I don’t think I can give you much more than you already know. The original 32-bit Arm ABI only specified a compact format with support for synchronous C++ style exceptions only. There was come communication about lack of support for _Unwind_ForcedUnwind of which thread cancellation was given as motivation, as well as other non C++ languages (ADA and Java were mentioned back in 2005, but Haskell might be a more modern example). At the time, when embedded systems and code-size were the primary concern, it was thought that this was too niche and poorly specified a use case to put in the ABI. Lack of support for asynchronous exceptions did prove to be limiting on Arm 32-bit linux; one area of regret is missing the chance to use .ehframe when the hard float “eabihf” distro rolled out.

The main difference here from 32-bit Arm, is that the compact form was the only option, whereas here there is the chance to fall back to .ehframe.

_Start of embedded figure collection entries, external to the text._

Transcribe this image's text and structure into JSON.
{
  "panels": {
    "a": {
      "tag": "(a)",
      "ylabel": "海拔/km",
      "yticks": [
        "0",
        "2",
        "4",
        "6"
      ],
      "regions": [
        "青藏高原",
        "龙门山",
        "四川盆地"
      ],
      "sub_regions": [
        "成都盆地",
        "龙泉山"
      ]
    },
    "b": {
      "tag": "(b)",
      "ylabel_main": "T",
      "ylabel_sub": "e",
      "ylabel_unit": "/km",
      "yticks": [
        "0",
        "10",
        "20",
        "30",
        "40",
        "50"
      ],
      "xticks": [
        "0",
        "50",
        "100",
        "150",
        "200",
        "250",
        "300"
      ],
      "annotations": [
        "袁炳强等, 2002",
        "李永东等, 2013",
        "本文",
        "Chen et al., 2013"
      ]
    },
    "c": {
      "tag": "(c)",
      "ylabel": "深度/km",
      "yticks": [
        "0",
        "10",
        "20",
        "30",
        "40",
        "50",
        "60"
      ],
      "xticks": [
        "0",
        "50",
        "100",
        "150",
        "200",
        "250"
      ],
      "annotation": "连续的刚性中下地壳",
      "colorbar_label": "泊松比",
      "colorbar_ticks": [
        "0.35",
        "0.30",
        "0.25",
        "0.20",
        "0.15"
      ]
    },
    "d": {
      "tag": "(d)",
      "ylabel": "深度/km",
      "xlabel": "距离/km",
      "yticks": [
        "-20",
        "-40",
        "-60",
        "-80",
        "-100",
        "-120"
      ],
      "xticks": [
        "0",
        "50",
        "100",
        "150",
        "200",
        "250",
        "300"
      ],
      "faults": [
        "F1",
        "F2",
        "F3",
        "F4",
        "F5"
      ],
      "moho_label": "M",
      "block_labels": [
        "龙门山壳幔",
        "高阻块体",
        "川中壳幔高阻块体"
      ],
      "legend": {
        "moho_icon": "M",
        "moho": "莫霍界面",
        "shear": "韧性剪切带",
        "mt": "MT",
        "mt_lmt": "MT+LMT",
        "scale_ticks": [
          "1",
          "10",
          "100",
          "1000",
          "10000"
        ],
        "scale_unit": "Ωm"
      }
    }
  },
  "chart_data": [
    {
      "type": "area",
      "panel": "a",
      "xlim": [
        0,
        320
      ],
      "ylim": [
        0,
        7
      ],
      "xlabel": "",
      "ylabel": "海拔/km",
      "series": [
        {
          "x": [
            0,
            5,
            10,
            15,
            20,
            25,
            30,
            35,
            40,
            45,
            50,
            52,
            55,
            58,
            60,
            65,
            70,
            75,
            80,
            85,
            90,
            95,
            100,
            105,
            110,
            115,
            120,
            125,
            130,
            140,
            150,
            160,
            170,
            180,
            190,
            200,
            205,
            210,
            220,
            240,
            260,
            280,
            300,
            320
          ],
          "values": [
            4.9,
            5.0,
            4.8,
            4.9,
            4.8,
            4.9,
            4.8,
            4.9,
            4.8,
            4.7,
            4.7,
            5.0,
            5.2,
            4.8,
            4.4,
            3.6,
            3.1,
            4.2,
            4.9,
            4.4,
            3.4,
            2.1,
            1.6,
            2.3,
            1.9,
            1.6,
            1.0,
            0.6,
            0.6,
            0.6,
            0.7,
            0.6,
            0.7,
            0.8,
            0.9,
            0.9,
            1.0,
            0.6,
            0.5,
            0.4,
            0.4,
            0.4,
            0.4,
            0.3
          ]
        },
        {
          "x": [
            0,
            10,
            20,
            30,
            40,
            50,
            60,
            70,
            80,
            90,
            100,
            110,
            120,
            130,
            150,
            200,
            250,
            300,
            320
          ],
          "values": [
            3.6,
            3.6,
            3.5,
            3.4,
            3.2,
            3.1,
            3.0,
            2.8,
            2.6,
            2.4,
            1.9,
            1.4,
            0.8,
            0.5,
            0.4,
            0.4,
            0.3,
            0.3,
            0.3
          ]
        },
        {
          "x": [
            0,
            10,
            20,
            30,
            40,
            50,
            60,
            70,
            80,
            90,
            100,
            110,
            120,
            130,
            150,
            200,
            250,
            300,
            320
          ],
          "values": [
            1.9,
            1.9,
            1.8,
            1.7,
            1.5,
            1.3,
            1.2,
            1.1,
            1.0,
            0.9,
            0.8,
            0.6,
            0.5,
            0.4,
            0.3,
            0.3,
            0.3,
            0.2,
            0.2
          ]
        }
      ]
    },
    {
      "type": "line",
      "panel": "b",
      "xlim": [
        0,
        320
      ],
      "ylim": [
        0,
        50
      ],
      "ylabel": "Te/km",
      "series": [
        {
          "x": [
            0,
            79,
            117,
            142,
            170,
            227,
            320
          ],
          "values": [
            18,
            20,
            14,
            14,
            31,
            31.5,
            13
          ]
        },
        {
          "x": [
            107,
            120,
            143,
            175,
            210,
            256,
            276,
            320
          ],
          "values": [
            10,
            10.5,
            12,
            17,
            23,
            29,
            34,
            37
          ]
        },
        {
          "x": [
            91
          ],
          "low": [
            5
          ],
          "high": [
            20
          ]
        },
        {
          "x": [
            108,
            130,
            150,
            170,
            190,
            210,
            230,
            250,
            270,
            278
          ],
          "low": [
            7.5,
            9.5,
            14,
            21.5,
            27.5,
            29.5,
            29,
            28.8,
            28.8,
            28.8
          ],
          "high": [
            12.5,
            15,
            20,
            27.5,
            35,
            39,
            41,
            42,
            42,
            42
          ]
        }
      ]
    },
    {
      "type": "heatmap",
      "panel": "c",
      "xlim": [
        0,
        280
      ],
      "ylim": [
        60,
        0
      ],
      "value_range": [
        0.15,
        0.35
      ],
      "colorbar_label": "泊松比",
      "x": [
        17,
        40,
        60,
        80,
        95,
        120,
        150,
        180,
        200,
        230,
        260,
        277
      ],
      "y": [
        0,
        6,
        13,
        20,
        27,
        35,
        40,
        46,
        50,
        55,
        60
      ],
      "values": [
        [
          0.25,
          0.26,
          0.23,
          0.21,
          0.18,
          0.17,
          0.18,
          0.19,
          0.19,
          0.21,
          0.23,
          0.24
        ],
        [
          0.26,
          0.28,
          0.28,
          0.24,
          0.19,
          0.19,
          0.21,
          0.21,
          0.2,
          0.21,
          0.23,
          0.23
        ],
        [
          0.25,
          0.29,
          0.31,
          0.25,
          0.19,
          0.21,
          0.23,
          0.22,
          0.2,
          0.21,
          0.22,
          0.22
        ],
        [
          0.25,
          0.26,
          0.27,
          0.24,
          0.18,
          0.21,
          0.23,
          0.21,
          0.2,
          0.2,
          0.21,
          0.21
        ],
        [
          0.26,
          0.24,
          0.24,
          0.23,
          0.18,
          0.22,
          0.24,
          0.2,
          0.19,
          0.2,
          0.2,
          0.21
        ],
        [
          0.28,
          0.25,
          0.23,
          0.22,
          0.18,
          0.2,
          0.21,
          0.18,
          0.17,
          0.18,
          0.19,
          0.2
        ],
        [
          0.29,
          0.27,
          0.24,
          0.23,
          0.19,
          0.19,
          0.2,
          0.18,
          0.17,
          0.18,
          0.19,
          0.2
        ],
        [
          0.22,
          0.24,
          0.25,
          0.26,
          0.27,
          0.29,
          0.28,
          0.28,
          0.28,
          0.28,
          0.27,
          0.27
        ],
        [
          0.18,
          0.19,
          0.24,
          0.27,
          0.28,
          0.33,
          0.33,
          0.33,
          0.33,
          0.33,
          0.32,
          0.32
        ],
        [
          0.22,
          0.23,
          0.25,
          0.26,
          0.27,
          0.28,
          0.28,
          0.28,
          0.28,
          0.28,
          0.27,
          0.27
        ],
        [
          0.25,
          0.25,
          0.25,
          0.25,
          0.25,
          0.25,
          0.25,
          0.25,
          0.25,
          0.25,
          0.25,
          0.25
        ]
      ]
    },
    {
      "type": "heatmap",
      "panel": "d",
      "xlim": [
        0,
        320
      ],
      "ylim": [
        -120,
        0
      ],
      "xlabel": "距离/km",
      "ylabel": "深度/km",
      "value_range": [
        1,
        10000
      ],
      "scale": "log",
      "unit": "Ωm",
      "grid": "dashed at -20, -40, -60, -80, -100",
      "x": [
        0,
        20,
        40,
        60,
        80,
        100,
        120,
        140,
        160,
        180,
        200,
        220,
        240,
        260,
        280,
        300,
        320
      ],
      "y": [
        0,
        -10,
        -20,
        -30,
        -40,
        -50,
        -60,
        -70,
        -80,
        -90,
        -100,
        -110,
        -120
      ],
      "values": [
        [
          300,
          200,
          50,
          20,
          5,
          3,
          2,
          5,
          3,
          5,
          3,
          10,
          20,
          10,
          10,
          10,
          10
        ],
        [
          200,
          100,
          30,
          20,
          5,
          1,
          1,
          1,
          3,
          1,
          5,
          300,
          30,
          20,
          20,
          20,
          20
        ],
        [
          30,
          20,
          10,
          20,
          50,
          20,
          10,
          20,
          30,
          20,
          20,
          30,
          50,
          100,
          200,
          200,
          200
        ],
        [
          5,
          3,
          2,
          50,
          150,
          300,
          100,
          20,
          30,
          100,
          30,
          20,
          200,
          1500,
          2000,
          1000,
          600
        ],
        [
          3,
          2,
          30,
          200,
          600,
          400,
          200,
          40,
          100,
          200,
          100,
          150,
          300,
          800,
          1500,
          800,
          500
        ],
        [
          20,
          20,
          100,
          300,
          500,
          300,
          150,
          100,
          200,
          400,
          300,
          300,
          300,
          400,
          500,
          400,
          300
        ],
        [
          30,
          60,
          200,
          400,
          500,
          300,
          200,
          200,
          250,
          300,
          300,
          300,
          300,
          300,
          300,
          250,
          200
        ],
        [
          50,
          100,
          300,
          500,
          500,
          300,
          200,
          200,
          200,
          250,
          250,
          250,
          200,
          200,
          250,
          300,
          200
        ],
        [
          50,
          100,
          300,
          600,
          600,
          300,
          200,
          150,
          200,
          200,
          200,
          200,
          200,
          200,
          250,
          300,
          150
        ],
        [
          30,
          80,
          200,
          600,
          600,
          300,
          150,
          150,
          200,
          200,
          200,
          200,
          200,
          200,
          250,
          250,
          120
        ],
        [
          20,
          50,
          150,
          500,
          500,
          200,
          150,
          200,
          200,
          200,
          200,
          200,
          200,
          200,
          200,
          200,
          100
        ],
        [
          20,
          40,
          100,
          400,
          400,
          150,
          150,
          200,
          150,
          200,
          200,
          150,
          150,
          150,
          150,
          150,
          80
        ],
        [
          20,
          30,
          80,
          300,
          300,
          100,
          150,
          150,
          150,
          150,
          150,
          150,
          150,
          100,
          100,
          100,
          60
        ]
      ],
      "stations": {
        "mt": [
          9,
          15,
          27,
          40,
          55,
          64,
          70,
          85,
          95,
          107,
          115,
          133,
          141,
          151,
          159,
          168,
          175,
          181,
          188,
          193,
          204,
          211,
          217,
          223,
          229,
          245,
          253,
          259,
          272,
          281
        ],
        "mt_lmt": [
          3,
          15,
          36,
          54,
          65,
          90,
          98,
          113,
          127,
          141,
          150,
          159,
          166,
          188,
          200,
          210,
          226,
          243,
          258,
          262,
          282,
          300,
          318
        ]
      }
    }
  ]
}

I’d like to highlight a comment on the ABI thread from my colleague that works on GCC. Was any form of compact unwind information considered for AArch64? · Issue #344 · ARM-software/abi-aa · GitHub

Any format needs to handle shrinkwrapping and prolog scheduling where callee-saves are moved across the whole function, so that gives you non-call exceptions for free.

If that is the case, then it is likely that the design decision is whether you require strict separation of prologue, body and epilogue. I don’t have the expertise to back the statement up though.

My personal perspective, as someone that needs to support teams that need to build with both GCC and LLVM; I would trade-off smallest possible encoding for ease of adoption across GCC and LLVM. However I understand that others could come to a different conclusion.

I don’t know how practical it would be to have variants of a compact unwinding descriptor. For example the most compact encoding for code-generators that are willing to follow some restrictions, and a less compact encoding with fewer restrictions?

2 Likes

I really like the general direction here, just responding to a few specific bits.

The fragment length is part of the xdata record, and each unwind code corresponds to one instruction, so you can use that to determine the epilog offset in the E = 1 case instead of needing to encode it explicitly. I agree that it’s weirdly hard to get MSVC to generate that; Compiler Explorer is an example (though I’m not sure why only the main function body uses E = 1 and the catch handler funclet still uses E = 0).

I believe you’d still need to record the function start in some way, since that’s presumably how you’d look things up in the LSDA side table, unless that side table does a range search instead of an exact search. We should also make sure our mechanism works if catch or exception cleanup blocks are split out into a separate cold code region (assuming the LSDA is adjusted accordingly).

Making a palette of DWARF descriptors is an interesting idea. @clayborg had proposed something similar internally in the past. For one of the larger libraries in our Android apps (built with only synchronous unwind tables), IIRC deduplicating the rows would reduce their size by 100x, but the row data was only about 1/3rd of the total eh_frame size, hence my interest in reducing metadata overhead.

This is essentially what the Microsoft pdata/xdata format does, and the DWARF fallback being proposed here would serve the same purpose. One of my colleagues implemented an arm64 pass in Clang to make prolog/epilog sequences more homogeneous, which should also be beneficial for generating code that gets the most efficient unwind representation possible.

EDIT:

I like this idea in general, because we could support multiple formats this way. E.g. if you only care about synchronous unwinding the 32-bit descriptor is sufficient, so you could pick between those and the extended 12-byte descriptors (or even mix and match across pages). The kind field at the start of a second level page is a 4-byte integer, so we can easily encode multiple variants.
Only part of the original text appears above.